Everyone has a green thumb, you just have to find it, and spring is the perfect time to discover – or re-discover yours. Not only does a home garden add flare to any lawn, depending on what you grow, but it can also provide healthy and tasty fruits and vegetables. Whether you’re starting from scratch or need a few freshers on how to get started, here are a few steps to getting your home garden going.
Scout a Location
Choosing a location that supports proper plant growth will ensure the longevity and durability of your garden. Most flowers and vegetables need direct sunlight, so try to avoid areas that receive shade at any time of day. If possible, putting your garden behind a large structure will help shelter it from the wind.
Prepare Your Plot
Once you’ve chosen your land, it’s time to get it ready for planting. Pull all weeds and existing vegetation down to the root. Doing so can help to avoid regrowth. If you are removing grass, it’s best to hire a trained specialist who can safely use a sod cutter. Although optional, we highly recommend sending your soil to be tested. Doing this can give you insight into the levels of certain matters, such as clay, sand, silt, and toxic substances.
Plant The Seeds
If you are planting seeds directly into the ground, carefully read the package to assure you sow the seed at the proper depth. It’s easiest for beginners to plant in designated rows to assure equal seed spacing and fewer weeds. Rows are usually spaced about a foot apart. However, your package can give you a more specific measurement. A helpful tip, plan to sow a few extra seeds, as many will not germinate.

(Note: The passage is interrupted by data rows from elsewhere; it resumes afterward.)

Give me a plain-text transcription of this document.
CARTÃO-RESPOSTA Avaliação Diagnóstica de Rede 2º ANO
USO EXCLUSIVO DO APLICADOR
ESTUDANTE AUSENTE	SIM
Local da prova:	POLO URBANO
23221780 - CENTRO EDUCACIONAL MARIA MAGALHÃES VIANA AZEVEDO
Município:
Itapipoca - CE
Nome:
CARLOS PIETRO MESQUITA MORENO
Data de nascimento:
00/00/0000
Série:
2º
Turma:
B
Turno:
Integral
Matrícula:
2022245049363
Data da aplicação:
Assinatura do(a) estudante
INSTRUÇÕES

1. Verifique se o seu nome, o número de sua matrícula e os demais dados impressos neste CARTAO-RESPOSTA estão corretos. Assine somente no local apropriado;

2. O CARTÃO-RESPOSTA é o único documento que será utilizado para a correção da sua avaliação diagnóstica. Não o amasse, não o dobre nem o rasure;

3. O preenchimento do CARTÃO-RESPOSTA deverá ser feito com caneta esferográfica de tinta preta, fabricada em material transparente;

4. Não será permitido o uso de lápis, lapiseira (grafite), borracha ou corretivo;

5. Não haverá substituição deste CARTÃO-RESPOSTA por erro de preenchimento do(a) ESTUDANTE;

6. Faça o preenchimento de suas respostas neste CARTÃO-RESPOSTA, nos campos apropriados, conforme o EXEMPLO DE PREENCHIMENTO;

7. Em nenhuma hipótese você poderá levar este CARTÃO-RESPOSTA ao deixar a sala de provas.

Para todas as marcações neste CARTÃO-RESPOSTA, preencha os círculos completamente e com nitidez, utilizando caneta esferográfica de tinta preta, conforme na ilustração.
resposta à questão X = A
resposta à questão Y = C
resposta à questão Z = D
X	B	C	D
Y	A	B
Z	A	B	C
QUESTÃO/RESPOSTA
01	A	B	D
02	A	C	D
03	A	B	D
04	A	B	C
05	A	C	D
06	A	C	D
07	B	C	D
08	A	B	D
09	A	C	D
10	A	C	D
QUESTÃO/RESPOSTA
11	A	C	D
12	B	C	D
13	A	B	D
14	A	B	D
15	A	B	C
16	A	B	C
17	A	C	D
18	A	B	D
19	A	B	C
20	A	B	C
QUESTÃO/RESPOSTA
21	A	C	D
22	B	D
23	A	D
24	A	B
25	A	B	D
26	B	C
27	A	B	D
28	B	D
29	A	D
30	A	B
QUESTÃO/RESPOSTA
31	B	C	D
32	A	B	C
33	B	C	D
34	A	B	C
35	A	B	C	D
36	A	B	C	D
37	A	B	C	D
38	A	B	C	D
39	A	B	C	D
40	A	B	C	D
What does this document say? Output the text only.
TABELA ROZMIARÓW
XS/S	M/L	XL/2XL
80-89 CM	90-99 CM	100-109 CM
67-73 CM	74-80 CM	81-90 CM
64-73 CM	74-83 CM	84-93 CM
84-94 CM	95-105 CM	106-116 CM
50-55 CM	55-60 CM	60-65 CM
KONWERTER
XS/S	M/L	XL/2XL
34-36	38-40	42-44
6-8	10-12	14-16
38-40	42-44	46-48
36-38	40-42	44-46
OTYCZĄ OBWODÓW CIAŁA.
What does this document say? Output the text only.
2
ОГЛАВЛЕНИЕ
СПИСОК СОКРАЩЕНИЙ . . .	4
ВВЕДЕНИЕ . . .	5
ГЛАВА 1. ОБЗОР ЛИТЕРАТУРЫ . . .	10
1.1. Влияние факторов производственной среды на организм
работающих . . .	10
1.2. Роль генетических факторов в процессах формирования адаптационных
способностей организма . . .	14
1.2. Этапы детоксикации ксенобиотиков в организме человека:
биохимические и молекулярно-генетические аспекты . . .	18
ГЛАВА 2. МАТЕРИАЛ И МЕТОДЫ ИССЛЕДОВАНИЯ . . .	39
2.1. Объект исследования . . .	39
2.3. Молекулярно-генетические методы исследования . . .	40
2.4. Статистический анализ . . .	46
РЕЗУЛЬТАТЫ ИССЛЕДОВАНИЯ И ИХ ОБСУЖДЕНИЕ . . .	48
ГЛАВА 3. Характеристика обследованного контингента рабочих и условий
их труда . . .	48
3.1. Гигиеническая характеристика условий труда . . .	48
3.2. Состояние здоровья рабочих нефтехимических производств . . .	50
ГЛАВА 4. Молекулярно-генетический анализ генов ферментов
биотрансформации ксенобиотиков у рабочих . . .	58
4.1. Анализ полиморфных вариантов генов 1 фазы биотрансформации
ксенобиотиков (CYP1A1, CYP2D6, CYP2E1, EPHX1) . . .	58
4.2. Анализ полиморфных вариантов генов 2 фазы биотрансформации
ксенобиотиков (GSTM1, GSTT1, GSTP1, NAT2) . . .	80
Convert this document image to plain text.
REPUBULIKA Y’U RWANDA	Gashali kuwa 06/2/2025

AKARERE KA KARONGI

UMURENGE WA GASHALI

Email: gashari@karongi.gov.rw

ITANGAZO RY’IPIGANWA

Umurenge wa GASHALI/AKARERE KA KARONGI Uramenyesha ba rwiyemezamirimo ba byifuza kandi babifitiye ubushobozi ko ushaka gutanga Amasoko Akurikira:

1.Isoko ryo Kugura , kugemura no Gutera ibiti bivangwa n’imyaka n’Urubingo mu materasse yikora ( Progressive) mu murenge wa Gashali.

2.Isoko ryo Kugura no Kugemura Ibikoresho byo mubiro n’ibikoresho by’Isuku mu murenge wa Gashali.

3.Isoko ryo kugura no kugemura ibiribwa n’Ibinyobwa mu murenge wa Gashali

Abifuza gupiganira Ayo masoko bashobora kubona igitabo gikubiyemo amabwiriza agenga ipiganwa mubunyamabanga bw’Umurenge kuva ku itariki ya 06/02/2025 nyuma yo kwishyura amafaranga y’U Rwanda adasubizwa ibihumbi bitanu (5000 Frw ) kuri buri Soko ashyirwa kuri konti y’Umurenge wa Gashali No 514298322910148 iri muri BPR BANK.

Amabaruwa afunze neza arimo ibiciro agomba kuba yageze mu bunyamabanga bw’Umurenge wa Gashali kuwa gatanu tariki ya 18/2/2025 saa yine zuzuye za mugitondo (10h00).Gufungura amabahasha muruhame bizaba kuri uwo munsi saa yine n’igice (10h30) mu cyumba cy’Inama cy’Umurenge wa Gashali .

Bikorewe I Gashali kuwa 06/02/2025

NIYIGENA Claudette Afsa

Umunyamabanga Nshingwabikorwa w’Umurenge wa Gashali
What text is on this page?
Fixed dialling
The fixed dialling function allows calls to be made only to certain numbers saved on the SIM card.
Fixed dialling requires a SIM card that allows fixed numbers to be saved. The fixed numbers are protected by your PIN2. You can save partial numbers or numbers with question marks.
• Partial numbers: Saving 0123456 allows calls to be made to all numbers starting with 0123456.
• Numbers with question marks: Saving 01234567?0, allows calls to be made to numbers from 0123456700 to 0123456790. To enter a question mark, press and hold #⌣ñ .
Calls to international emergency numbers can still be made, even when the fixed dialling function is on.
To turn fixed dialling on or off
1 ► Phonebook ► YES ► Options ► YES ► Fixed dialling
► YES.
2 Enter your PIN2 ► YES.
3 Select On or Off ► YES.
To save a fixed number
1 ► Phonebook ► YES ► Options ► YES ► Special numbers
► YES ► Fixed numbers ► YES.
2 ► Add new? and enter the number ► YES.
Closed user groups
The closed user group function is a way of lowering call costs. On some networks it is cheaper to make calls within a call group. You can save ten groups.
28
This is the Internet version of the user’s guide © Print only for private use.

Most plants require about an inch of water per week during the growing season. This likely won’t come from rain alone, so it is important to ensure you are taking the initiative to water your plants as needed. One easy way to tell if your plants need more water is by sticking a finger two inches deep into the soil. If your plants feel dry at the bottom, the plants need water. Don’t have time to water daily? A lawn care specialist can install an irrigation system that will keep your plants watered on a timed schedule automatically.
As you may have already picked out, maintaining a beautiful and healthy garden takes a lot of weeding. Especially in the spring, weeds can easily overgrow your garden if you are not diligent about pulling them.
Covering the soil with a thin layer of rocks, woodchips, or other organic material, reduces the opportunity for stray weeds to spout through. As mulch decays, it can provide nutrients for plants and insects, just like compost.